Update Sept. 27: Fortunately, enough in the senate/house of reps have caughten on to the ruse to cause serious delays/kerfuffles. Amazingly, it's a clutch of hard-core Republicans that are providing the thorniest resistance. And Democrats, who might have caved in, don't want to be left holding the skunk. Seems Paulson's mistake was to edit the bill down to three pages: as a result, the infamous Section 8 became all-apparent. Harper up here is much slicker: he would have buried that nasty provision in a omnibus bill of 47 pages and tried to ram it through unnoticed (as he did with that censorship law).

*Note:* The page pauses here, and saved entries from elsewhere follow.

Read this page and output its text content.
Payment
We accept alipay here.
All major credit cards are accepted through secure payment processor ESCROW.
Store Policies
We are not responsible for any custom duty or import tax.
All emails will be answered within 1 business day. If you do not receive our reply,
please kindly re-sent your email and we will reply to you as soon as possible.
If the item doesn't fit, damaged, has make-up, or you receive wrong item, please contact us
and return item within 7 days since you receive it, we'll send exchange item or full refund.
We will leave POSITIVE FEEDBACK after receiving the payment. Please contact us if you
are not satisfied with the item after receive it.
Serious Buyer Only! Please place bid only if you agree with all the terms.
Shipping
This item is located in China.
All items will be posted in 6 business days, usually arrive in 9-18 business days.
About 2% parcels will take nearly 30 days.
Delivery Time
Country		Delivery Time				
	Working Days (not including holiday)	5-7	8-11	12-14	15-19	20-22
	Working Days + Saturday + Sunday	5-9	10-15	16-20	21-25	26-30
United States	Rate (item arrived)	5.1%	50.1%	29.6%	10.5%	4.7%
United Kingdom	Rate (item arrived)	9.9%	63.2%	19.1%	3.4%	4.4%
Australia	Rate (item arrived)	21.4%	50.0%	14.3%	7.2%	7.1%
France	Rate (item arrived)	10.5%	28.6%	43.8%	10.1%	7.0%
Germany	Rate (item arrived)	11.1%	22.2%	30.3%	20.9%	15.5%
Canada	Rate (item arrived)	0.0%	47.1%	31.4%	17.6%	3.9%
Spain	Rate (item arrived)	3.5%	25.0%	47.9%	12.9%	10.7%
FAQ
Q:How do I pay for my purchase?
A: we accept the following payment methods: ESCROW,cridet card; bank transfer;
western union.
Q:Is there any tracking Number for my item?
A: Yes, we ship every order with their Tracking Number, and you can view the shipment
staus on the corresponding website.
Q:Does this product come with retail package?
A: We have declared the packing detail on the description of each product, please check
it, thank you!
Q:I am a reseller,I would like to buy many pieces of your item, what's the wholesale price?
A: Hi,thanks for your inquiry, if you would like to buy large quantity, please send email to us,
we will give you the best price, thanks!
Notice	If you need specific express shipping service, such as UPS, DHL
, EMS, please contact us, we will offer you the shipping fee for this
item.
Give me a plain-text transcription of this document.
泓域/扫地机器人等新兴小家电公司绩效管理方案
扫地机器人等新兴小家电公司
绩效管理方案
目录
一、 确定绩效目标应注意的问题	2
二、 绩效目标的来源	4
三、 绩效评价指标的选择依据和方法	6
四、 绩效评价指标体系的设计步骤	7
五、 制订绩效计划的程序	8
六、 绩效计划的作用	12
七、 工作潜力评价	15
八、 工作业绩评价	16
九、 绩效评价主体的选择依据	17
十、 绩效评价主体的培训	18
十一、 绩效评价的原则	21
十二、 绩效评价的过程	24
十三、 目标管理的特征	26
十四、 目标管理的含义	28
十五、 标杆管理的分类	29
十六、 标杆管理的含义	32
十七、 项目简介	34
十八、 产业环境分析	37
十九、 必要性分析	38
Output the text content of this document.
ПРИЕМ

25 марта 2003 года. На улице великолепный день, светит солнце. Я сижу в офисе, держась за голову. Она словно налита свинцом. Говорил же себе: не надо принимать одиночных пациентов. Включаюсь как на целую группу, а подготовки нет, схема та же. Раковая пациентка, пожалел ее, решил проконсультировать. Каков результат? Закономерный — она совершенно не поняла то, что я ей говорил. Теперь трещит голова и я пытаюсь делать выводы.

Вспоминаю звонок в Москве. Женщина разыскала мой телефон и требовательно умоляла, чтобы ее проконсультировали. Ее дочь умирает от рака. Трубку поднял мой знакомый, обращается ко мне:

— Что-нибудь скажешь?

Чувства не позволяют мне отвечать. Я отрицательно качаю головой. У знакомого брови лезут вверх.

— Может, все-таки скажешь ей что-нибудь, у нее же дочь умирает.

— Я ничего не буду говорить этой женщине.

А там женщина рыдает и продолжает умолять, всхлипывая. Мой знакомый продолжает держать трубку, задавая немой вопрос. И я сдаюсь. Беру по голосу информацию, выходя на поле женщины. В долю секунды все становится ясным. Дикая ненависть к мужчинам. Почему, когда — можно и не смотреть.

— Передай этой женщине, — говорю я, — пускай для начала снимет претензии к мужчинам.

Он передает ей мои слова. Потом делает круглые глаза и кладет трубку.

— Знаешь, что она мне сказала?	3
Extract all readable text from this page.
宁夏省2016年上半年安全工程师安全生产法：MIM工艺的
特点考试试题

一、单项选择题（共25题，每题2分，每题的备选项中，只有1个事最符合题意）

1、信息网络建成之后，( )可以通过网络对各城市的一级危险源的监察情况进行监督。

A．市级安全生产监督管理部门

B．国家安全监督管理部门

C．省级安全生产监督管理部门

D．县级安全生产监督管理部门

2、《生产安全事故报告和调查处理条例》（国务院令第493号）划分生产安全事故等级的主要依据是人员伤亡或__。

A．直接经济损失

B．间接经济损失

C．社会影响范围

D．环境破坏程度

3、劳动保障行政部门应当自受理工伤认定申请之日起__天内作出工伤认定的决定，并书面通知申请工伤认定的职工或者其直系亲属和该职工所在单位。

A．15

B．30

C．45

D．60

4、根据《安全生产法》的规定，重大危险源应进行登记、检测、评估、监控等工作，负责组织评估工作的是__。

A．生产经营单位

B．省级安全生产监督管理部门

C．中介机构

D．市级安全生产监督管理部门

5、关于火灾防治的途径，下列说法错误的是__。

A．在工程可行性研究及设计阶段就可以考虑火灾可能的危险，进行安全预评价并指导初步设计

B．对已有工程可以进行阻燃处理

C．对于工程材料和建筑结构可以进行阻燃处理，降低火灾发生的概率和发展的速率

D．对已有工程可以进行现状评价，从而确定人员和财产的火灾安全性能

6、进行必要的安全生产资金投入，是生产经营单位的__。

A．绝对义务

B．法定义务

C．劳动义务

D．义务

Let's hold our collective breaths, cross fingers...

Here though, is another discussion that suggests that Republican ideology in the House blocked what seems a more plausible proposal put forward by the Democrats, along the lines of a successful government bailout in Sweden in the early 1990's... and that it might ultimately plunge the country into a '30s style depression.

Clearly, I have a lot more authority when I discuss iambic pentameter.